A new fire levy has been approved by West Carrollton City Council to appear the March ballot.
Voter passage of a 3.9-mill fire and emergency medical services levy would help avoid temporary equipment or station shutdowns – also called brownouts – by hiring more full-time personnel, city officials said.
West Carrollton’s fire service model has for decades relied largely on part-time firefighters. This has led to brownouts at both fire stations in the past year, including shutting down Station 57 for 24 total hours in October, records show.
Shortages in October also caused shutdowns of both medic units, with No. 56 out of service for 53 hours and No. 57 down for 24 hours, according to city records.
“We’re not alone in this,” West Carrollton City Manager Brad Townsend told city council Tuesday night. “Everyone is having an issue when it comes to part-time fire folks. It’s been well-documented by other jurisdictions. So it’s time for us” to put a levy before voters.
Council voted 6-0 to approve the ballot issue for the March 17 primary. If approved, the levy would increase taxes for owners of homes valued at $100,000 about $136 a year, Townsend said.
A levy would help the city avoid dipping further into its reserve fund, which it did this year in an effort to curb brownouts, he said.
City officials had talked about putting a 3.5-mill emergency services levy on the spring ballot. But Townsend said that amount would not be enough to fund more staff and avoid brownouts, records show.

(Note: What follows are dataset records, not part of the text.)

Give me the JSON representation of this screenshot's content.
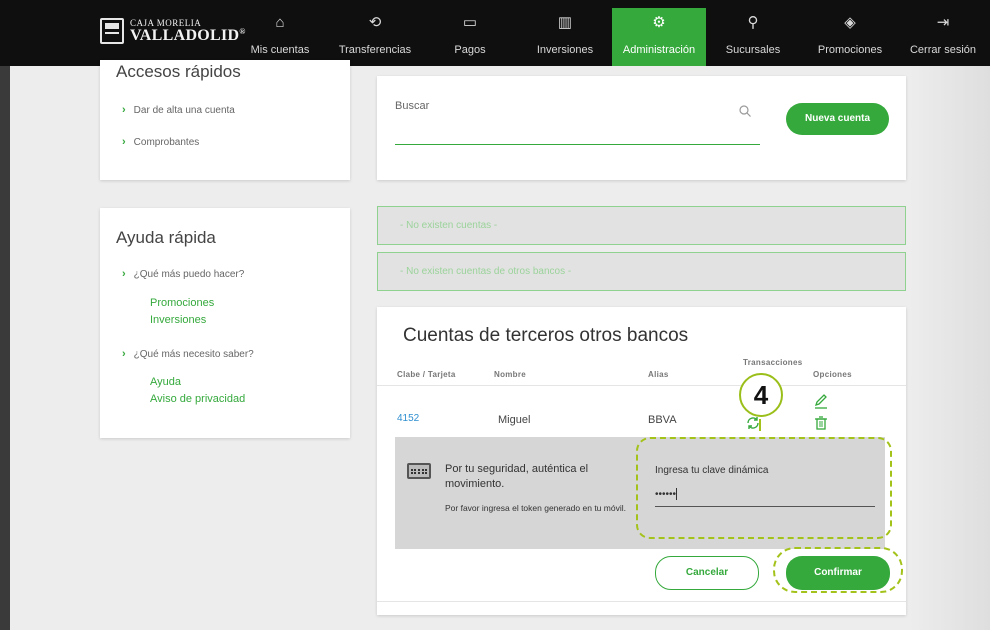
{
  "brand": {
    "line1": "CAJA MORELIA",
    "line2": "VALLADOLID",
    "registered": "®"
  },
  "nav": [
    {
      "label": "Mis cuentas",
      "icon": "home-icon",
      "glyph": "⌂"
    },
    {
      "label": "Transferencias",
      "icon": "transfer-icon",
      "glyph": "⟲"
    },
    {
      "label": "Pagos",
      "icon": "payments-icon",
      "glyph": "▭"
    },
    {
      "label": "Inversiones",
      "icon": "investments-icon",
      "glyph": "▥"
    },
    {
      "label": "Administración",
      "icon": "gear-icon",
      "glyph": "⚙",
      "active": true
    },
    {
      "label": "Sucursales",
      "icon": "location-pin-icon",
      "glyph": "⚲"
    },
    {
      "label": "Promociones",
      "icon": "tag-icon",
      "glyph": "◈"
    },
    {
      "label": "Cerrar sesión",
      "icon": "logout-icon",
      "glyph": "⇥"
    }
  ],
  "quick_access": {
    "title": "Accesos rápidos",
    "links": [
      "Dar de alta una cuenta",
      "Comprobantes"
    ]
  },
  "quick_help": {
    "title": "Ayuda rápida",
    "q1": "¿Qué más puedo hacer?",
    "q1_links": [
      "Promociones",
      "Inversiones"
    ],
    "q2": "¿Qué más necesito saber?",
    "q2_links": [
      "Ayuda",
      "Aviso de privacidad"
    ]
  },
  "search": {
    "label": "Buscar",
    "new_account": "Nueva cuenta"
  },
  "notices": [
    "- No existen cuentas -",
    "- No existen cuentas de otros bancos -"
  ],
  "third_party": {
    "title": "Cuentas de terceros otros bancos",
    "headers": {
      "clabe": "Clabe / Tarjeta",
      "nombre": "Nombre",
      "alias": "Alias",
      "transacciones": "Transacciones",
      "opciones": "Opciones"
    },
    "row": {
      "clabe": "4152",
      "nombre": "Miguel",
      "alias": "BBVA"
    }
  },
  "token": {
    "security_text": "Por tu seguridad, auténtica el movimiento.",
    "instruction": "Por favor ingresa el token generado en tu móvil.",
    "input_label": "Ingresa tu clave dinámica",
    "input_value": "••••••"
  },
  "buttons": {
    "cancel": "Cancelar",
    "confirm": "Confirmar"
  },
  "step_badge": "4",
  "colors": {
    "brand_green": "#35a93c",
    "highlight": "#a3c21a",
    "nav_bg": "#0f0f0f"
  }
}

Brownouts at both of the city’s fire stations occurred 11 times in September, city records show. Station 57 was browned out for 36 hours, as was Medic 57, while Medic 56 was out for 96 hours, according to the city.
The higher millage would generate about $640,000 more a year and “help us retain the two full-time people we added this year,” Townsend has said, “plus add four full-time firefighter/paramedics and also increase the salary pool.”
Maintaining a reserve fund of 25 percent of the city’s general fund is a common goal, Townsend said. The 2020 general fund is projected at $8.6 million and the reserve balance at $1.9 million, he said.
A survey conducted by Wright State University earlier this year showed that more than 52 percent of respondents would favor approving a property tax hike in the range of $100 to $125 a year.
When the property tax hike range was increased to $125 to $150 a year, 42 percent said they were likely to support while 49.3 percent said they were unlikely, according to the results.
More than 86 of those responding to the survey said they owned homes, according to Wright State.